Additionally, Hines also said that they kept the protection clause that helped to protect 17 full-time faculty who received letters of non-renewal from the university earlier this year.
“We were able to keep the protection clauses that kept them from firing those faculty last [school] year from our previous agreement. We were able to maintain those, so we were thoroughly pleased,” he said.
Ben Schonberger was among those 17 full-time faculty members who was nearly laid off, which he said provided him with further motivation to negotiate a new contract.
“It motivated me to work even harder, to hold the line and to voice the needs of the faculty that do feel vulnerable, the ones that were put into this position. It really motivated me to stick with it harder and longer than anybody would have wanted to,” Schonberger said. “It’s like, you get fired and then you’re working to not only negotiate a good contract for your wants, but you’re negotiating for all faculty. I’m negotiating for people that make double what I make who wouldn’t ever get fired just because enrollment is down. So, staying visible and being determined to see this through was one of the hardest, most rewarding things I’ve ever done in my professional life, and I mean that seriously.”
April Friges, an associate professor of photography and union member who Schonberger described as his “partner in crime” explained why, from her perspective, job security is an important part of both the contract and the university as a whole.
“Students were in turmoil. They’re in a whole semester with him thinking that he’s not coming back, he thinks he’s not coming back and he has to go to work every day,” Friges said. “We can’t plan if we don’t know that we’re gonna have the support of our management.”
Schonberger voiced appreciation for the students who supported him and the other faculty members who received the non-renewal letters, as well as those who supported the union efforts as a whole.

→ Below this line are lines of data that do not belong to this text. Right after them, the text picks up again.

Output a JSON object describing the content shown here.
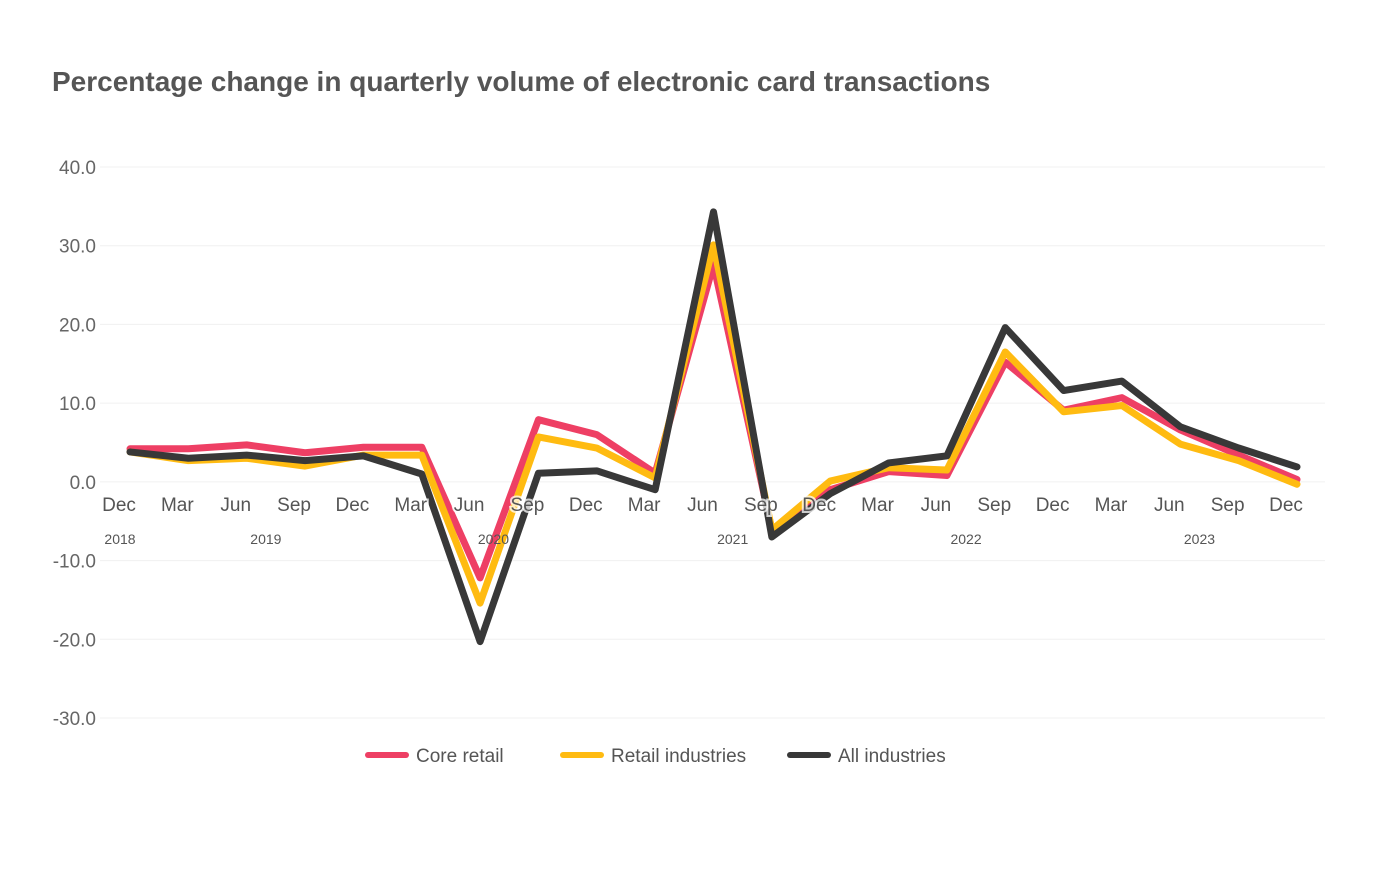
{
  "chart_data": {
    "type": "line",
    "title": "Percentage change in quarterly volume of electronic card transactions",
    "x": [
      "Dec",
      "Mar",
      "Jun",
      "Sep",
      "Dec",
      "Mar",
      "Jun",
      "Sep",
      "Dec",
      "Mar",
      "Jun",
      "Sep",
      "Dec",
      "Mar",
      "Jun",
      "Sep",
      "Dec",
      "Mar",
      "Jun",
      "Sep",
      "Dec"
    ],
    "years": [
      {
        "label": "2018",
        "index": 0
      },
      {
        "label": "2019",
        "index": 2.5
      },
      {
        "label": "2020",
        "index": 6.4
      },
      {
        "label": "2021",
        "index": 10.5
      },
      {
        "label": "2022",
        "index": 14.5
      },
      {
        "label": "2023",
        "index": 18.5
      }
    ],
    "ylim": [
      -30,
      40
    ],
    "yticks": [
      "40.0",
      "30.0",
      "20.0",
      "10.0",
      "0.0",
      "-10.0",
      "-20.0",
      "-30.0"
    ],
    "ytick_values": [
      40,
      30,
      20,
      10,
      0,
      -10,
      -20,
      -30
    ],
    "grid": true,
    "legend_placement": "bottom",
    "series": [
      {
        "name": "Core retail",
        "color": "#ee3f64",
        "values": [
          4.2,
          4.2,
          4.7,
          3.7,
          4.4,
          4.4,
          -12.2,
          7.9,
          6.0,
          1.1,
          27.6,
          -6.1,
          -1.0,
          1.3,
          0.8,
          15.2,
          9.1,
          10.7,
          6.6,
          3.4,
          0.3
        ]
      },
      {
        "name": "Retail industries",
        "color": "#ffbb11",
        "values": [
          3.8,
          2.7,
          3.0,
          2.0,
          3.4,
          3.4,
          -15.4,
          5.7,
          4.3,
          0.5,
          30.1,
          -6.1,
          0.1,
          1.8,
          1.5,
          16.5,
          8.9,
          9.7,
          4.8,
          2.7,
          -0.3
        ]
      },
      {
        "name": "All industries",
        "color": "#383838",
        "values": [
          3.8,
          3.0,
          3.4,
          2.7,
          3.3,
          1.0,
          -20.3,
          1.1,
          1.4,
          -1.0,
          34.3,
          -7.0,
          -1.5,
          2.4,
          3.3,
          19.6,
          11.6,
          12.8,
          7.0,
          4.3,
          1.9
        ]
      }
    ]
  }
}
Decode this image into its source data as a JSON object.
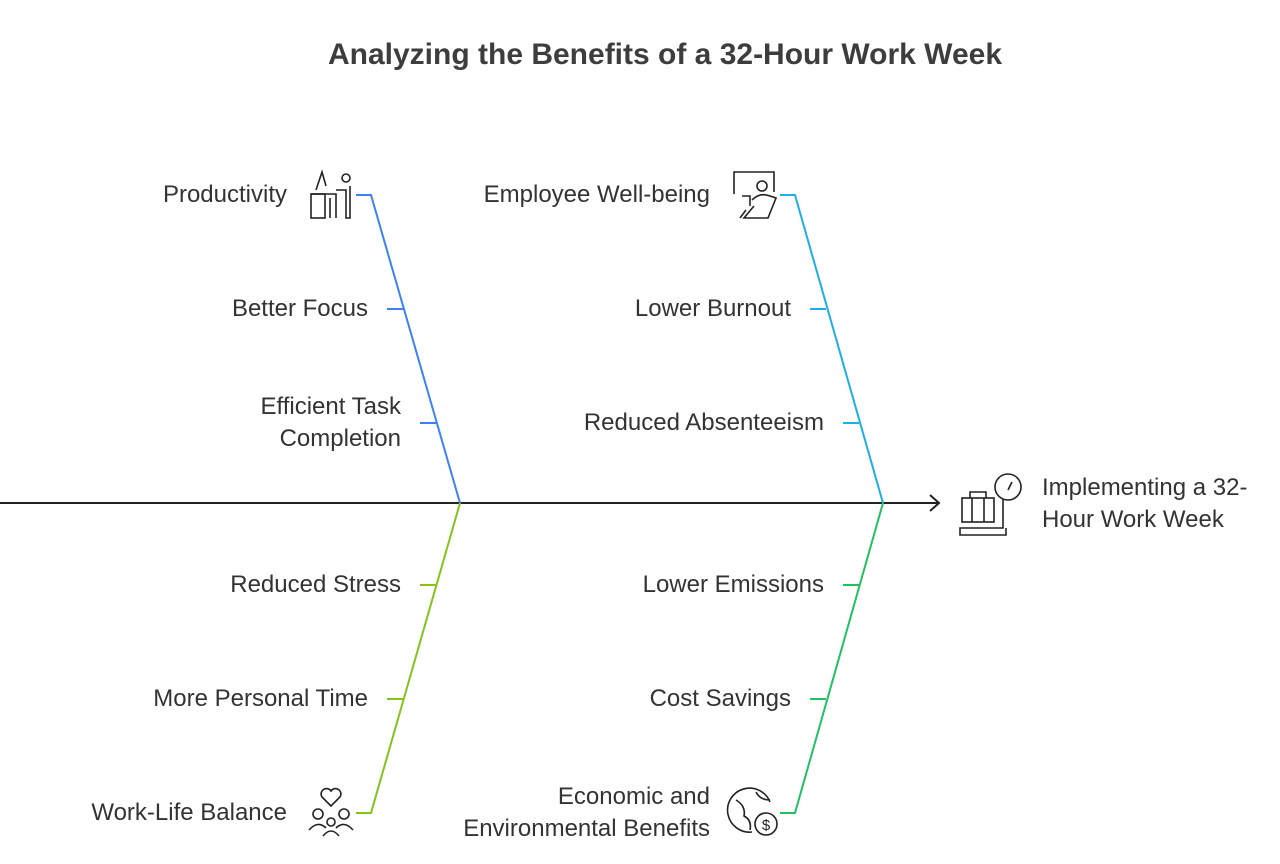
{
  "title": "Analyzing the Benefits of a 32-Hour Work Week",
  "effect": {
    "label": "Implementing a 32-Hour Work Week",
    "icon": "scale-luggage-icon"
  },
  "categories": [
    {
      "label": "Productivity",
      "icon": "desk-worker-icon",
      "color": "#3b82f6",
      "causes": [
        "Better Focus",
        "Efficient Task Completion"
      ]
    },
    {
      "label": "Employee Well-being",
      "icon": "relaxed-person-icon",
      "color": "#1eaee8",
      "causes": [
        "Lower Burnout",
        "Reduced Absenteeism"
      ]
    },
    {
      "label": "Work-Life Balance",
      "icon": "family-heart-icon",
      "color": "#84c41a",
      "causes": [
        "Reduced Stress",
        "More Personal Time"
      ]
    },
    {
      "label": "Economic and Environmental Benefits",
      "icon": "globe-dollar-icon",
      "color": "#22c063",
      "causes": [
        "Lower Emissions",
        "Cost Savings"
      ]
    }
  ]
}
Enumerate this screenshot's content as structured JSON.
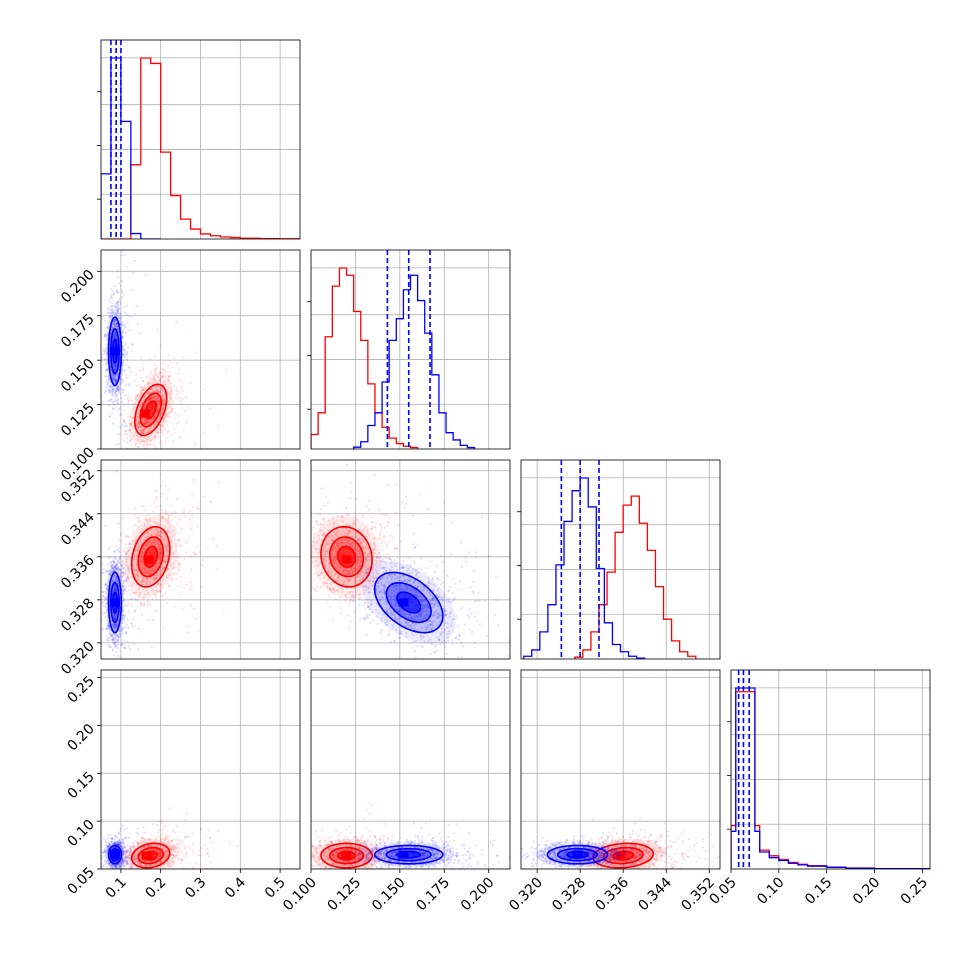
{
  "colors": {
    "series_a": "#ff0000",
    "series_b": "#0000ff",
    "grid": "#b0b0b0"
  },
  "chart_data": {
    "type": "scatter",
    "kind": "corner-plot",
    "grid": true,
    "series": [
      {
        "id": "a",
        "color": "#ff0000"
      },
      {
        "id": "b",
        "color": "#0000ff"
      }
    ],
    "parameters": [
      {
        "index": 0,
        "range": [
          0.05,
          0.55
        ],
        "ticks": [
          0.1,
          0.2,
          0.3,
          0.4,
          0.5
        ],
        "tick_labels": [
          "0.1",
          "0.2",
          "0.3",
          "0.4",
          "0.5"
        ]
      },
      {
        "index": 1,
        "range": [
          0.1,
          0.212
        ],
        "ticks": [
          0.1,
          0.125,
          0.15,
          0.175,
          0.2
        ],
        "tick_labels": [
          "0.100",
          "0.125",
          "0.150",
          "0.175",
          "0.200"
        ]
      },
      {
        "index": 2,
        "range": [
          0.317,
          0.354
        ],
        "ticks": [
          0.32,
          0.328,
          0.336,
          0.344,
          0.352
        ],
        "tick_labels": [
          "0.320",
          "0.328",
          "0.336",
          "0.344",
          "0.352"
        ]
      },
      {
        "index": 3,
        "range": [
          0.05,
          0.258
        ],
        "ticks": [
          0.05,
          0.1,
          0.15,
          0.2,
          0.25
        ],
        "tick_labels": [
          "0.05",
          "0.10",
          "0.15",
          "0.20",
          "0.25"
        ]
      }
    ],
    "marginals": [
      {
        "param": 0,
        "series_b_quantiles": [
          0.075,
          0.088,
          0.1
        ],
        "series_a": {
          "edges": [
            0.05,
            0.075,
            0.1,
            0.125,
            0.15,
            0.175,
            0.2,
            0.225,
            0.25,
            0.275,
            0.3,
            0.325,
            0.35,
            0.375,
            0.4,
            0.45,
            0.5,
            0.55
          ],
          "heights": [
            0,
            0,
            0,
            0.41,
            1.0,
            0.97,
            0.48,
            0.24,
            0.11,
            0.055,
            0.028,
            0.018,
            0.011,
            0.008,
            0.004,
            0.002,
            0.001
          ]
        },
        "series_b": {
          "edges": [
            0.05,
            0.075,
            0.1,
            0.125,
            0.15,
            0.175,
            0.2
          ],
          "heights": [
            0.36,
            1.0,
            0.65,
            0.03,
            0,
            0
          ]
        }
      },
      {
        "param": 1,
        "series_b_quantiles": [
          0.143,
          0.155,
          0.167
        ],
        "series_a": {
          "edges": [
            0.1,
            0.104,
            0.108,
            0.112,
            0.116,
            0.12,
            0.124,
            0.128,
            0.132,
            0.136,
            0.14,
            0.144,
            0.148,
            0.152,
            0.156,
            0.16
          ],
          "heights": [
            0.08,
            0.2,
            0.62,
            0.9,
            1.0,
            0.96,
            0.76,
            0.6,
            0.36,
            0.2,
            0.12,
            0.06,
            0.03,
            0.015,
            0.008
          ]
        },
        "series_b": {
          "edges": [
            0.124,
            0.128,
            0.132,
            0.136,
            0.14,
            0.144,
            0.148,
            0.152,
            0.156,
            0.16,
            0.164,
            0.168,
            0.172,
            0.176,
            0.18,
            0.184,
            0.188,
            0.192
          ],
          "heights": [
            0.01,
            0.04,
            0.13,
            0.2,
            0.37,
            0.6,
            0.72,
            0.88,
            0.96,
            0.82,
            0.64,
            0.41,
            0.2,
            0.09,
            0.05,
            0.02,
            0.008
          ]
        }
      },
      {
        "param": 2,
        "series_b_quantiles": [
          0.3245,
          0.328,
          0.3315
        ],
        "series_a": {
          "edges": [
            0.327,
            0.3285,
            0.33,
            0.3315,
            0.333,
            0.3345,
            0.336,
            0.3375,
            0.339,
            0.3405,
            0.342,
            0.3435,
            0.345,
            0.3465,
            0.348,
            0.3495
          ],
          "heights": [
            0.01,
            0.05,
            0.15,
            0.3,
            0.48,
            0.7,
            0.85,
            0.9,
            0.75,
            0.6,
            0.4,
            0.22,
            0.1,
            0.04,
            0.015
          ]
        },
        "series_b": {
          "edges": [
            0.3175,
            0.319,
            0.3205,
            0.322,
            0.3235,
            0.325,
            0.3265,
            0.328,
            0.3295,
            0.331,
            0.3325,
            0.334,
            0.3355,
            0.337,
            0.3385,
            0.34
          ],
          "heights": [
            0.015,
            0.05,
            0.15,
            0.3,
            0.52,
            0.76,
            0.93,
            1.0,
            0.84,
            0.5,
            0.2,
            0.08,
            0.04,
            0.015,
            0.005
          ]
        }
      },
      {
        "param": 3,
        "series_b_quantiles": [
          0.058,
          0.063,
          0.069
        ],
        "series_a": {
          "edges": [
            0.05,
            0.055,
            0.06,
            0.065,
            0.07,
            0.075,
            0.08,
            0.09,
            0.1,
            0.11,
            0.12,
            0.13,
            0.15,
            0.17,
            0.2,
            0.258
          ],
          "heights": [
            0.23,
            0.94,
            0.94,
            0.94,
            0.94,
            0.23,
            0.1,
            0.07,
            0.05,
            0.035,
            0.025,
            0.018,
            0.01,
            0.005,
            0.002
          ]
        },
        "series_b": {
          "edges": [
            0.05,
            0.055,
            0.06,
            0.065,
            0.07,
            0.075,
            0.08,
            0.09,
            0.1,
            0.11,
            0.12,
            0.13,
            0.15,
            0.17,
            0.2,
            0.258
          ],
          "heights": [
            0.2,
            0.96,
            0.96,
            0.96,
            0.96,
            0.2,
            0.09,
            0.06,
            0.045,
            0.03,
            0.022,
            0.015,
            0.009,
            0.004,
            0.002
          ]
        }
      }
    ],
    "joint": [
      {
        "x_param": 0,
        "y_param": 1,
        "series_a": {
          "mean": [
            0.175,
            0.122
          ],
          "sd": [
            0.025,
            0.009
          ],
          "rho": 0.45,
          "peak": [
            0.16,
            0.12
          ]
        },
        "series_b": {
          "mean": [
            0.085,
            0.155
          ],
          "sd": [
            0.01,
            0.012
          ],
          "rho": 0.0,
          "peak": [
            0.085,
            0.155
          ]
        }
      },
      {
        "x_param": 0,
        "y_param": 2,
        "series_a": {
          "mean": [
            0.175,
            0.336
          ],
          "sd": [
            0.03,
            0.0035
          ],
          "rho": 0.25,
          "peak": [
            0.17,
            0.3355
          ]
        },
        "series_b": {
          "mean": [
            0.085,
            0.3275
          ],
          "sd": [
            0.01,
            0.0035
          ],
          "rho": 0.0,
          "peak": [
            0.085,
            0.3275
          ]
        }
      },
      {
        "x_param": 1,
        "y_param": 2,
        "series_a": {
          "mean": [
            0.12,
            0.336
          ],
          "sd": [
            0.009,
            0.0035
          ],
          "rho": -0.1,
          "peak": [
            0.12,
            0.3355
          ]
        },
        "series_b": {
          "mean": [
            0.155,
            0.3275
          ],
          "sd": [
            0.012,
            0.0035
          ],
          "rho": -0.45,
          "peak": [
            0.152,
            0.3275
          ]
        }
      },
      {
        "x_param": 0,
        "y_param": 3,
        "series_a": {
          "mean": [
            0.175,
            0.064
          ],
          "sd": [
            0.03,
            0.008
          ],
          "rho": 0.2,
          "peak": [
            0.165,
            0.064
          ]
        },
        "series_b": {
          "mean": [
            0.085,
            0.065
          ],
          "sd": [
            0.01,
            0.006
          ],
          "rho": 0.0,
          "peak": [
            0.085,
            0.065
          ]
        }
      },
      {
        "x_param": 1,
        "y_param": 3,
        "series_a": {
          "mean": [
            0.12,
            0.064
          ],
          "sd": [
            0.009,
            0.008
          ],
          "rho": 0.0,
          "peak": [
            0.12,
            0.064
          ]
        },
        "series_b": {
          "mean": [
            0.155,
            0.065
          ],
          "sd": [
            0.012,
            0.006
          ],
          "rho": 0.0,
          "peak": [
            0.152,
            0.065
          ]
        }
      },
      {
        "x_param": 2,
        "y_param": 3,
        "series_a": {
          "mean": [
            0.336,
            0.064
          ],
          "sd": [
            0.0035,
            0.008
          ],
          "rho": 0.15,
          "peak": [
            0.3355,
            0.064
          ]
        },
        "series_b": {
          "mean": [
            0.3275,
            0.065
          ],
          "sd": [
            0.0035,
            0.006
          ],
          "rho": 0.0,
          "peak": [
            0.3275,
            0.065
          ]
        }
      }
    ]
  }
}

“It was amazing,” he said. “I mean, I knew that the students were unhappy, but I didn’t know how deeply and personally they were affected by this. To see them willingly stand behind not just me, but all of us, was amazing. It really justified and validated my work here, and that it’s good work and that it’s a betterment to the culture and our students here. I think they saw [the letters of non-renewal] not only as an attack against their teachers, but an attack against their education. That was amazing to see, too, because it was like a dual rally at that point. But, It was humbling. It was crazy.”